Toyota launched the 4Runner in 1984 and it was an instant hit – not just with others, but with me. I knew I wanted one. Unfortunately, I had been squandering my paycheck for several years and I had no money. In 1987, I bought an inexpensive Toyota pickup, with a fiberglass canopy. I took out the window between the cab and canopy, built a bunk and cabinets in the back, and it worked amazingly well as an inexpensive 4Runner substitute. In fact, it was often mistaken for a 4Runner.
My goal was to drive that pickup for 10 years while I saved for a real 4Runner. After I paid off the loan, I continued to make payments into a savings account. Seven years into that plan, the engine needed to be replaced, so I sold the pickup and took my cash around till I found a 4Runner to buy. It didn’t take long and I found one at Broadway Toyota, in North Portland.
It only had 23,000 miles on it and was ready to drive off the lot – which I did. I looked at many small SUVs before deciding on the 4Runner. Most were not long enough for me to sleep in the back, or if they were, the rear seats did not fold down flat. Some were fine in the back, but they stored the spare tire on the back door – which is just annoying.
Overall, the 1990-1995 4Runner was the one of the best SUVs built. The customer satisfaction ratings were high and the reputation for low maintenance and longevity were some of the best ever recorded. And looking long term, the resale values stay high with Toyotas.
My goal in buying this 4Runner was to keep it for 20 years. We made it 18. I drove this truck across the country several times, pulled a fully loaded, large U-Haul trailer to Michigan, and towed it on a trailer behind a moving van a couple of times. I’ve camped in it, explored in it, and lived in it.
There was a time I was camped on the original Oregon Trail. As I sat in the back of my truck, contemplating my ancestral heritage on this same trail, I couldn’t help but making the comparisons to my 20th Century covered wagon. I primarily bought the 4Runner for skiing – and spending nights on the mountain. Several times I drove to Mt. Bachelor for two days of skiing – sleeping in the parking lot.
However, the SUV experience allowed me to be the explorer I am. While I really never did any real 4-wheeling in this truck, I knew the 4 wheel drive was available to get me out of tricky situations – which it did more than once. The high ground clearance allowed me to get off road farther than if I just walked. I was also able to haul things – either on top of the truck, or in the back.
I remember being in South Dakota – or someplace like that when she turned over 100,000 miles.
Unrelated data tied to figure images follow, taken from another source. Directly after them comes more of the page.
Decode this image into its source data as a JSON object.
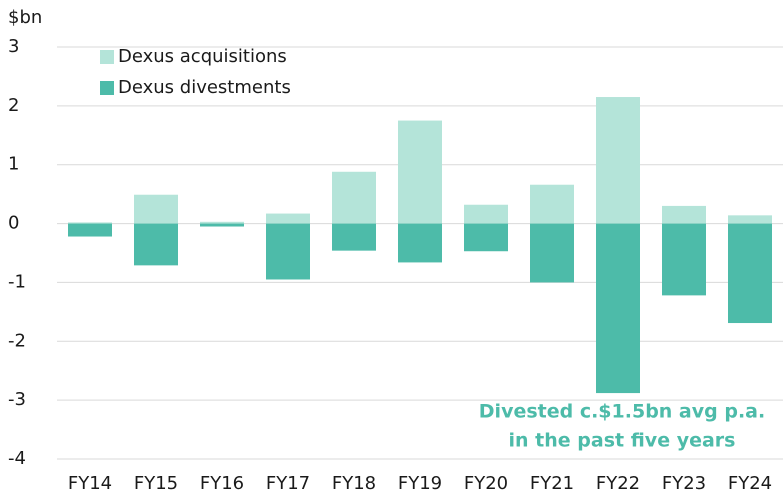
{
  "chart_data": {
    "type": "bar",
    "stacked": true,
    "ylabel": "$bn",
    "categories": [
      "FY14",
      "FY15",
      "FY16",
      "FY17",
      "FY18",
      "FY19",
      "FY20",
      "FY21",
      "FY22",
      "FY23",
      "FY24"
    ],
    "series": [
      {
        "name": "Dexus acquisitions",
        "color": "#b4e4d9",
        "values": [
          0.02,
          0.49,
          0.03,
          0.17,
          0.88,
          1.75,
          0.32,
          0.66,
          2.15,
          0.3,
          0.14
        ]
      },
      {
        "name": "Dexus divestments",
        "color": "#4dbba9",
        "values": [
          -0.22,
          -0.71,
          -0.05,
          -0.95,
          -0.46,
          -0.66,
          -0.47,
          -1.0,
          -2.88,
          -1.22,
          -1.69
        ]
      }
    ],
    "ylim": [
      -4,
      3
    ],
    "yticks": [
      -4,
      -3,
      -2,
      -1,
      0,
      1,
      2,
      3
    ],
    "grid": true,
    "legend": "top-left",
    "annotation": {
      "lines": [
        "Divested c.$1.5bn avg p.a.",
        "in the past five years"
      ],
      "color": "#4dbba9"
    }
  }
}
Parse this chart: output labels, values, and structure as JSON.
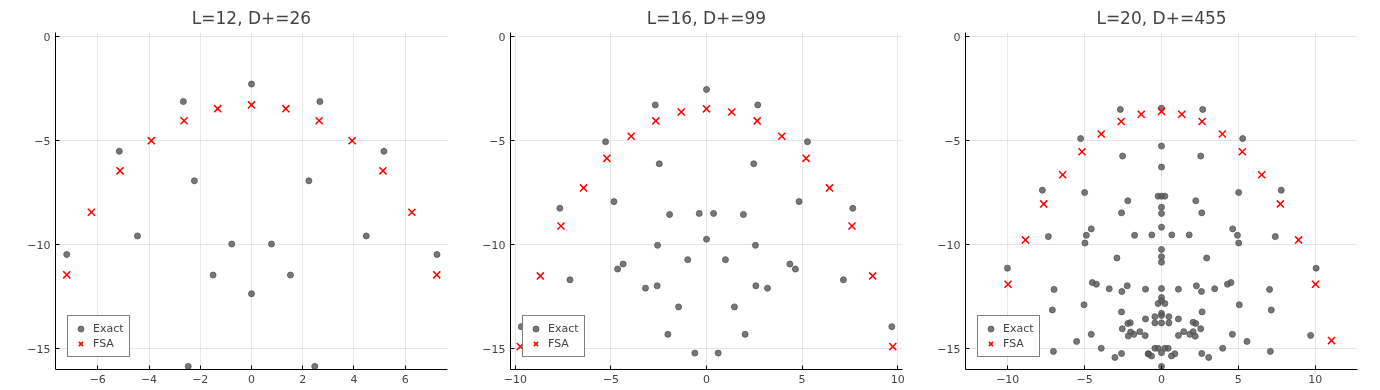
{
  "chart_data": [
    {
      "type": "scatter",
      "title": "L=12, D+=26",
      "xlim": [
        -7.65,
        7.65
      ],
      "ylim": [
        -16,
        0.2
      ],
      "xticks": [
        {
          "value": -6,
          "label": "−6"
        },
        {
          "value": -4,
          "label": "−4"
        },
        {
          "value": -2,
          "label": "−2"
        },
        0,
        2,
        4,
        6
      ],
      "yticks": [
        0,
        {
          "value": -5,
          "label": "−5"
        },
        {
          "value": -10,
          "label": "−10"
        },
        {
          "value": -15,
          "label": "−15"
        }
      ],
      "grid": true,
      "legend": "bottom left",
      "series": [
        {
          "name": "Exact",
          "color": "#555555",
          "marker": "circle",
          "x": [
            0,
            -2.66,
            2.67,
            -5.16,
            5.17,
            -2.23,
            2.24,
            -4.45,
            4.48,
            -0.77,
            0.78,
            -7.21,
            7.24,
            -1.5,
            1.52,
            0,
            -2.47,
            2.47
          ],
          "values": [
            -2.28,
            -3.12,
            -3.12,
            -5.51,
            -5.51,
            -6.93,
            -6.93,
            -9.58,
            -9.58,
            -9.97,
            -9.97,
            -10.47,
            -10.47,
            -11.46,
            -11.46,
            -12.36,
            -15.85,
            -15.85
          ]
        },
        {
          "name": "FSA",
          "color": "#ff0000",
          "marker": "cross",
          "x": [
            -7.21,
            -6.25,
            -5.13,
            -3.91,
            -2.63,
            -1.32,
            0,
            1.34,
            2.64,
            3.93,
            5.13,
            6.26,
            7.23
          ],
          "values": [
            -11.45,
            -8.44,
            -6.45,
            -5.0,
            -4.04,
            -3.46,
            -3.28,
            -3.46,
            -4.04,
            -5.0,
            -6.45,
            -8.44,
            -11.45
          ]
        }
      ]
    },
    {
      "type": "scatter",
      "title": "L=16, D+=99",
      "xlim": [
        -10.25,
        10.25
      ],
      "ylim": [
        -16,
        0.2
      ],
      "xticks": [
        {
          "value": -10,
          "label": "−10"
        },
        {
          "value": -5,
          "label": "−5"
        },
        0,
        5,
        10
      ],
      "yticks": [
        0,
        {
          "value": -5,
          "label": "−5"
        },
        {
          "value": -10,
          "label": "−10"
        },
        {
          "value": -15,
          "label": "−15"
        }
      ],
      "grid": true,
      "legend": "bottom left",
      "series": [
        {
          "name": "Exact",
          "color": "#555555",
          "marker": "circle",
          "x": [
            0,
            -2.68,
            2.68,
            -5.28,
            5.28,
            -2.47,
            2.47,
            -4.84,
            4.84,
            -7.67,
            7.65,
            -1.93,
            1.93,
            -0.38,
            0.37,
            0,
            -2.56,
            2.56,
            -0.98,
            0.99,
            -4.36,
            4.36,
            -4.65,
            4.65,
            -7.14,
            7.16,
            -3.19,
            3.19,
            -2.58,
            2.58,
            -1.46,
            1.46,
            -2.02,
            2.02,
            -0.61,
            0.61,
            -9.69,
            9.69
          ],
          "values": [
            -2.54,
            -3.28,
            -3.28,
            -5.05,
            -5.05,
            -6.11,
            -6.11,
            -7.93,
            -7.93,
            -8.25,
            -8.25,
            -8.55,
            -8.55,
            -8.5,
            -8.5,
            -9.74,
            -10.03,
            -10.03,
            -10.72,
            -10.72,
            -10.93,
            -10.93,
            -11.17,
            -11.17,
            -11.69,
            -11.69,
            -12.09,
            -12.09,
            -11.98,
            -11.98,
            -12.99,
            -12.99,
            -14.31,
            -14.31,
            -15.21,
            -15.21,
            -13.94,
            -13.94
          ]
        },
        {
          "name": "FSA",
          "color": "#ff0000",
          "marker": "cross",
          "x": [
            -9.74,
            -8.69,
            -7.61,
            -6.43,
            -5.21,
            -3.94,
            -2.65,
            -1.32,
            0,
            1.32,
            2.65,
            3.94,
            5.21,
            6.43,
            7.61,
            8.69,
            9.74
          ],
          "values": [
            -14.9,
            -11.5,
            -9.1,
            -7.27,
            -5.85,
            -4.79,
            -4.05,
            -3.62,
            -3.47,
            -3.62,
            -4.05,
            -4.79,
            -5.85,
            -7.27,
            -9.1,
            -11.5,
            -14.9
          ]
        }
      ]
    },
    {
      "type": "scatter",
      "title": "L=20, D+=455",
      "xlim": [
        -12.75,
        12.75
      ],
      "ylim": [
        -16,
        0.2
      ],
      "xticks": [
        {
          "value": -10,
          "label": "−10"
        },
        {
          "value": -5,
          "label": "−5"
        },
        0,
        5,
        10
      ],
      "yticks": [
        0,
        {
          "value": -5,
          "label": "−5"
        },
        {
          "value": -10,
          "label": "−10"
        },
        {
          "value": -15,
          "label": "−15"
        }
      ],
      "grid": true,
      "legend": "bottom left",
      "series": [
        {
          "name": "Exact",
          "color": "#555555",
          "marker": "circle",
          "x": [
            -2.68,
            -5.26,
            -2.53,
            -7.75,
            -5.0,
            -2.19,
            -2.6,
            -4.57,
            -7.36,
            -4.89,
            -1.75,
            -4.98,
            -2.9,
            -10.02,
            -4.5,
            -4.24,
            -6.99,
            -3.4,
            -2.23,
            -2.58,
            -1.04,
            -7.1,
            -5.04,
            -2.6,
            -1.04,
            -2.19,
            -2.03,
            -2.55,
            -2.01,
            -1.8,
            -1.41,
            -1.06,
            -2.16,
            -4.57,
            -5.52,
            -3.92,
            -7.03,
            -2.6,
            -3.03,
            -0.84,
            0,
            2.68,
            0,
            5.28,
            2.55,
            0,
            5.02,
            7.79,
            -0.22,
            0,
            0.22,
            2.23,
            0,
            0,
            2.62,
            0,
            4.63,
            -0.63,
            0.67,
            1.8,
            4.94,
            7.4,
            5.02,
            0,
            0,
            0,
            2.94,
            10.06,
            0,
            1.1,
            2.27,
            2.6,
            3.46,
            4.29,
            4.52,
            7.03,
            0,
            0,
            -0.22,
            0.22,
            5.06,
            7.14,
            2.64,
            0,
            0,
            -0.43,
            0.48,
            1.1,
            -0.43,
            0.48,
            0,
            2.06,
            2.23,
            2.55,
            1.1,
            1.45,
            1.84,
            2.06,
            2.19,
            4.61,
            5.56,
            3.98,
            9.7,
            7.08,
            -0.43,
            -0.22,
            0.22,
            0.43,
            0,
            -0.87,
            -0.65,
            0.65,
            0.87,
            2.62,
            3.07,
            0
          ],
          "values": [
            -3.5,
            -4.9,
            -5.74,
            -7.38,
            -7.49,
            -7.89,
            -8.47,
            -9.24,
            -9.61,
            -9.55,
            -9.55,
            -9.92,
            -10.64,
            -11.13,
            -11.82,
            -11.9,
            -12.15,
            -12.12,
            -11.98,
            -12.25,
            -12.14,
            -13.14,
            -12.89,
            -13.23,
            -13.57,
            -13.79,
            -13.75,
            -14.04,
            -14.2,
            -14.31,
            -14.18,
            -14.37,
            -14.39,
            -14.31,
            -14.65,
            -14.98,
            -15.13,
            -15.23,
            -15.42,
            -15.26,
            -3.44,
            -3.5,
            -5.26,
            -4.9,
            -5.74,
            -6.27,
            -7.49,
            -7.38,
            -7.67,
            -7.67,
            -7.67,
            -7.89,
            -8.2,
            -8.5,
            -8.47,
            -9.16,
            -9.24,
            -9.53,
            -9.53,
            -9.53,
            -9.55,
            -9.61,
            -9.92,
            -10.23,
            -10.58,
            -10.84,
            -10.64,
            -11.13,
            -12.11,
            -12.14,
            -11.98,
            -12.25,
            -12.12,
            -11.9,
            -11.82,
            -12.15,
            -12.54,
            -12.7,
            -12.83,
            -12.83,
            -12.89,
            -13.14,
            -13.23,
            -13.3,
            -13.41,
            -13.46,
            -13.46,
            -13.57,
            -13.76,
            -13.76,
            -13.76,
            -13.73,
            -13.79,
            -14.04,
            -14.36,
            -14.18,
            -14.31,
            -14.18,
            -14.4,
            -14.31,
            -14.65,
            -14.98,
            -14.36,
            -15.13,
            -14.98,
            -14.98,
            -14.98,
            -14.98,
            -15.19,
            -15.24,
            -15.35,
            -15.35,
            -15.24,
            -15.23,
            -15.42,
            -15.85
          ]
        },
        {
          "name": "FSA",
          "color": "#ff0000",
          "marker": "cross",
          "x": [
            -9.98,
            -8.85,
            -7.66,
            -6.43,
            -5.17,
            -3.92,
            -2.62,
            -1.32,
            0,
            1.32,
            2.64,
            3.96,
            5.26,
            6.52,
            7.73,
            8.92,
            10.02,
            11.06
          ],
          "values": [
            -11.9,
            -9.77,
            -8.04,
            -6.64,
            -5.53,
            -4.68,
            -4.08,
            -3.73,
            -3.6,
            -3.73,
            -4.08,
            -4.68,
            -5.53,
            -6.64,
            -8.04,
            -9.77,
            -11.9,
            -14.61
          ]
        }
      ]
    }
  ]
}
It was only a couple of months ago when the odometer turned over 200k.
As my family grew, my lifestyle changed, and the 4Runner aged, it became our second vehicle. Last year we began thinking about selling it. The engine was running rough, the tires needed to be replaced, and I didn’t like not having airbags – especially living along Highway 30. So, we put it up for sale.
Just a few years ago, it was still worth a modest $8-9000 – however, with the financial collapse, it was now worth just half that. I advertised the truck for $4000, but got no calls. I dropped the price to $3800 – but still no calls. And then we had a small wreck. Because our deductible is so high, I didn’t even look into fixing it. But a few months ago, I realized the insurance company would most likely total the 4Runner.
Yesterday, they gave us a check and hauled off my beloved 4Runner. It was hard to let go.
Here’s a quick clip of my one and only big water crossing:
As I sit here and look out at the empty driveway, this song keeps going through my head…
I bought this truck the year I left my emergency services career and over the next 12 years, I lived in five different states, got married, had kids, and changed careers and jobs multiple times. It’s been an interesting 18 years – no wonder it’s so hard to let go of this favorite piece of clothing.